Luis López Rodríguez
Kwesi
Son las siete de la mañana y el frío aquí dentro es paralizante. Nos encontramos en una nave industrial de 5.000 m2 que cuenta con dos cámaras frigoríficas inmensas. Cada vez que una de esas cámaras se abre una corriente glaciar en forma de nube se extiende en torno a nosotros y nos deja ateridos. La experiencia de toda la semana nos indica que la mejor forma de combatir el frío es ponerse a trabajar cuanto antes, no obstante, no nos pondremos en marcha hasta pasada una hora, cuando llega nuestro camión.
Hoy tenemos un total de treinta jaulas, cada una de ellas cargada con mil kilos de aleta de tiburón que en unos minutos desparramamos por el suelo y pasan a cubrir la práctica totalidad de la superficie por la que nos movemos. Nuestra labor consiste en seleccionar las aletas (dorsal, lateral o cola), cargarlas en sacos atendiendo a esta clasificación y, cuando estos están llenos, devolverlos a las jaulas. Somos ocho trabajadores (todos sin contrato) y realizamos el trabajo por parejas. Kwesi y yo nos complementamos bien, trabajamos rápido, aunque cada cierto tiempo nos vemos obligados a parar y salir de la nave debido a la cantidad de amoniaco que desprenden las aletas y nos asfixia y hace llorar los ojos. Aunque su castellano es bastante deficiente, no dejamos de hablar durante toda la jornada, así me entero de que tiene 23 años y llegó a España hace cuatro procedente de Ghana, sobre las condiciones del viaje se muestra esquivo y sólo me aclara que fue en barco. Su familia permanece en Ghana y él, siempre que puede les envía dinero.
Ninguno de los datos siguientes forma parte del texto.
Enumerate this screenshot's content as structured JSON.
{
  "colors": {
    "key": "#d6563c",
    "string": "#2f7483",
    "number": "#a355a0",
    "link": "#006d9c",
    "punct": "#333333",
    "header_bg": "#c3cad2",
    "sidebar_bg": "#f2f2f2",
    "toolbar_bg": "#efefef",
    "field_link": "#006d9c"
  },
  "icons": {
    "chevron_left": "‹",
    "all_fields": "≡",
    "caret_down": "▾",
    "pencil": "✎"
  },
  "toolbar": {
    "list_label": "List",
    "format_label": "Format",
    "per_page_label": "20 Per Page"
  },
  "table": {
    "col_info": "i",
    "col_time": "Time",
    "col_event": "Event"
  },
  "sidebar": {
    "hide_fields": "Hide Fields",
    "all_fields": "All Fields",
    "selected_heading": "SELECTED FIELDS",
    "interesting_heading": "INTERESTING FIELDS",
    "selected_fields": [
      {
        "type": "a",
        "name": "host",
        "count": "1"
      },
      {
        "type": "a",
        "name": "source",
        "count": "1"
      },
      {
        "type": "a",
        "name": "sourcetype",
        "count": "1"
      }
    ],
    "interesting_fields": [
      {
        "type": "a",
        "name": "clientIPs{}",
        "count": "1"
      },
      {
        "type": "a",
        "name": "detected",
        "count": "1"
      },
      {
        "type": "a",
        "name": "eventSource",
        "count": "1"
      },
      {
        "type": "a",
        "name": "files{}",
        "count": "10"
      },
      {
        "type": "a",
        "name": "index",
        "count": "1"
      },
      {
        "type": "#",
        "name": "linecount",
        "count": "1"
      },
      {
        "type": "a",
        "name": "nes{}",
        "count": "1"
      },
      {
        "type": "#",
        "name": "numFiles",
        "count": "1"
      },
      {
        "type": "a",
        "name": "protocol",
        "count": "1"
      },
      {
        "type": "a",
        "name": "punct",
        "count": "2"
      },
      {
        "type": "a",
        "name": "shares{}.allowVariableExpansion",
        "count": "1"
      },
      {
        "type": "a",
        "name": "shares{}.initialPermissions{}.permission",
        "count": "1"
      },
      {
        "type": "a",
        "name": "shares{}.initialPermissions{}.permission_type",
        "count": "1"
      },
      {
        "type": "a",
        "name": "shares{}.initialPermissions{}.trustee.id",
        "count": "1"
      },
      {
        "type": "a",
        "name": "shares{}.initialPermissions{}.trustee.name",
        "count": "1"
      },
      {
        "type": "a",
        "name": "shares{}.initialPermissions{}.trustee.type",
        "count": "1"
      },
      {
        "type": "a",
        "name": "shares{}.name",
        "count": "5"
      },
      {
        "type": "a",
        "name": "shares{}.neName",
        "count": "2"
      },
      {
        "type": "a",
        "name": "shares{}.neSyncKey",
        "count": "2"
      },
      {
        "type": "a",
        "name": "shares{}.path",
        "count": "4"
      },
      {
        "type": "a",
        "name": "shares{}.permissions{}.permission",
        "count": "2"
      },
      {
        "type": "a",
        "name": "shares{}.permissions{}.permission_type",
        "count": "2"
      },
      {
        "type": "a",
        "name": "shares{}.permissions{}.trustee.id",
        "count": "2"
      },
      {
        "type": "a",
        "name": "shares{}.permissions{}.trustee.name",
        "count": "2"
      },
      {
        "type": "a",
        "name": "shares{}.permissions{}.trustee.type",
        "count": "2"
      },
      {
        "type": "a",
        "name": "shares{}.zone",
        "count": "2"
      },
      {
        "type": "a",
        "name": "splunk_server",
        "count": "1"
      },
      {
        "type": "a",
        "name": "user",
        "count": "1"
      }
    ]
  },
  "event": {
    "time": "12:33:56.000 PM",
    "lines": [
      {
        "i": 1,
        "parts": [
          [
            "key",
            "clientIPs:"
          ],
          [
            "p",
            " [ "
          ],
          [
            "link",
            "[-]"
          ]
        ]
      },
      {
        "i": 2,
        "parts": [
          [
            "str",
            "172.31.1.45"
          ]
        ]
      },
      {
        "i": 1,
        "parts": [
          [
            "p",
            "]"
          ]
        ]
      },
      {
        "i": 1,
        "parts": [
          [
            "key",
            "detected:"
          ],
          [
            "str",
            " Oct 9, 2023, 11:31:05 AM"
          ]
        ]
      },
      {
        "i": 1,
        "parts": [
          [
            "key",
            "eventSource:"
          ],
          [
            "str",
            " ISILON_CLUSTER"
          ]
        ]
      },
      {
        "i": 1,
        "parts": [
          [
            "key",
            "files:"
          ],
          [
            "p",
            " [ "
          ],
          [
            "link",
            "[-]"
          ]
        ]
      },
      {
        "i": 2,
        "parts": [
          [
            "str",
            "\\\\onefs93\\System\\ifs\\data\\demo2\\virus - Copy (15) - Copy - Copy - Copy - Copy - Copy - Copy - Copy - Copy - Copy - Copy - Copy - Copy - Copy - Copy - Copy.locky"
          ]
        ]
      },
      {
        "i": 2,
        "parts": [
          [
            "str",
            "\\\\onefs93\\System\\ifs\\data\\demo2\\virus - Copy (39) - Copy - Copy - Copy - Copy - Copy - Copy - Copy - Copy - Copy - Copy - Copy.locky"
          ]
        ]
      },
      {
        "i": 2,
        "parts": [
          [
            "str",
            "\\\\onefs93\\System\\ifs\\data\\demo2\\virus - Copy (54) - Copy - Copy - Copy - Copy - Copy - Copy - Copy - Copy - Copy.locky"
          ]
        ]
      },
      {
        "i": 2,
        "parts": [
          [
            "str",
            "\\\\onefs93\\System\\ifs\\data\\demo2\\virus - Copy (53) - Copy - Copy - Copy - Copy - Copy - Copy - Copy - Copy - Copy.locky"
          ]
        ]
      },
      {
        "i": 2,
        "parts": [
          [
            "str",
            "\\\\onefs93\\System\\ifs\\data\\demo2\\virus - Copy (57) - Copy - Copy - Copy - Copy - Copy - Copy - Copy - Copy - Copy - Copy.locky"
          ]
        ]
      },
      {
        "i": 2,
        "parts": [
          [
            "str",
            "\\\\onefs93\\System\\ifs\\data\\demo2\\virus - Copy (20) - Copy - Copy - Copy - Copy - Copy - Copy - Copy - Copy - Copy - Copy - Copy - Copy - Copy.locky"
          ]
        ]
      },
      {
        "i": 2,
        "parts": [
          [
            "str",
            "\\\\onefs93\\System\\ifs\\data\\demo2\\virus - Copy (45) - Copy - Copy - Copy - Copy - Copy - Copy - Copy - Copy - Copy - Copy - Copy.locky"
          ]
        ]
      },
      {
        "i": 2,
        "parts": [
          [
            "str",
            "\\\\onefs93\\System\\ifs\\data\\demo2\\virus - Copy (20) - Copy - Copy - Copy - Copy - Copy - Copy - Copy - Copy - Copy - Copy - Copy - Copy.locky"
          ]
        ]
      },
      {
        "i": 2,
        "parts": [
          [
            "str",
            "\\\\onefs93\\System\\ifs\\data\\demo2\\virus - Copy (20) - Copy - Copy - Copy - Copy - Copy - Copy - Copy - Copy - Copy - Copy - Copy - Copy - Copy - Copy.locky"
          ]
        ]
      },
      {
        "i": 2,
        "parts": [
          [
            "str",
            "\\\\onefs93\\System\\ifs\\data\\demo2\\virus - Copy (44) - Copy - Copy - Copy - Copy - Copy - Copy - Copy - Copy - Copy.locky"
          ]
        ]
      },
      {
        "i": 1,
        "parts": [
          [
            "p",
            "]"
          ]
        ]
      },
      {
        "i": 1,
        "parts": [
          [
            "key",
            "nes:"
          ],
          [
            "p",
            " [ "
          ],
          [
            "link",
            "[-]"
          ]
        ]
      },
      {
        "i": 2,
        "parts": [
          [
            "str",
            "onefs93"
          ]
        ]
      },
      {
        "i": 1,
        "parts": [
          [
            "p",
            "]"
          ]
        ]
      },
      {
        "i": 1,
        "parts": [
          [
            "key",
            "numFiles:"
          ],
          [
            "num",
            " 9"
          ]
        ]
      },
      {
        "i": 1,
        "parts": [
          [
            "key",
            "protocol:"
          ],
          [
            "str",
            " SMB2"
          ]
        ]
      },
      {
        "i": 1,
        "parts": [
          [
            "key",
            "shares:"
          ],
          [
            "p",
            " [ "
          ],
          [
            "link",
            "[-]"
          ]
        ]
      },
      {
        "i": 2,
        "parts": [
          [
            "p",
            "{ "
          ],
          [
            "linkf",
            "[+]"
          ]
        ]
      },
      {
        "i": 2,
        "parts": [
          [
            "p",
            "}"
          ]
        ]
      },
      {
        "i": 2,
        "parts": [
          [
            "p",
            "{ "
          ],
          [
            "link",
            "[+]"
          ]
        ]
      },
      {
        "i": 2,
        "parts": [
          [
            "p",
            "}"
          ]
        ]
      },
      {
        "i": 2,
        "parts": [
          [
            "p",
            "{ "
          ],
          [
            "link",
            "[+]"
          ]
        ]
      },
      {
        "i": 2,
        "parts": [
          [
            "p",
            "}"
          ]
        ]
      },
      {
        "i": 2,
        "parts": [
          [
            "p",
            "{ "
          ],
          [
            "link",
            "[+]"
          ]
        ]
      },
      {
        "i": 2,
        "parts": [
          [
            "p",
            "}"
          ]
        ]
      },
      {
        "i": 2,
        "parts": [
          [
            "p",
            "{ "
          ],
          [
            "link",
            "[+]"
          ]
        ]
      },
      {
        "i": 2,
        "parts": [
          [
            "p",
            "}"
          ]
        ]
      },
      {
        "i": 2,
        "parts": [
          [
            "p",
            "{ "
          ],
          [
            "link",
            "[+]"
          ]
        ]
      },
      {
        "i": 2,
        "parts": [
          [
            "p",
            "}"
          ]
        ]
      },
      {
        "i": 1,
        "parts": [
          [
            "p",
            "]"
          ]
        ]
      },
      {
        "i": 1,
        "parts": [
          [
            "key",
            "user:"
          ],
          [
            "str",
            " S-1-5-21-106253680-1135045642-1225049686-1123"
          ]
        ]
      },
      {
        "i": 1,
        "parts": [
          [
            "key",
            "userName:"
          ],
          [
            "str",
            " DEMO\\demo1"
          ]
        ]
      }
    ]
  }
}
Por las tardes se recorre las principales calles de Vigo intentando vender películas y artesanías. Hay que caminar mucho y se vende muy poco, me asegura. Prefiere este trabajo porque al menos gana un dinero seguro y no tiene que estar alerta por si la policía le pone una multa y le requisa la mercancía. Si le vuelven a parar, podrían deportarlo. Sólo quiero trabajar y ayudar a mi familia, insiste. Cuando le digo que soy escritor y que pienso contar su historia, no me cree y se muere de risa.
Al cargar la última jaula, tras una semana agachados a temperaturas siberianas, mi lumbago me pide que no vuelva a trabajar en mi vida. Por fortuna o por desgracia, Marcial me confirma que no se esperan descargas de aleta en las próximas semanas. Me paga mis doscientos euros y me voy confiando en que no vuelva a llamarme.
Mientras me despido de mis compañeros observo que a Kwesi se le abren los ojos como platos y comienza una maniobra evasiva. Oigo a Marcial: << ¡Quincy, lárgate de aquí!>> Veo un todoterreno de la Guardia Civil aproximarse desde unos quinientos metros. Cuando llega a donde estamos, dos guardias civiles bajan del coche, saludan y entran en la nave. Al cabo de unos quince minutos vuelven a salir y se van. Voy en busca de Kwesi y cuando oye mi voz lo veo salir de detrás de una torre de palés.
Aunque me sonríe, observo como todavía le tiemblan las manos. Volvemos donde Marcial y los otros acompañados por un silencio incómodo, pesado. Por alguna razón, los dos sentimos vergüenza.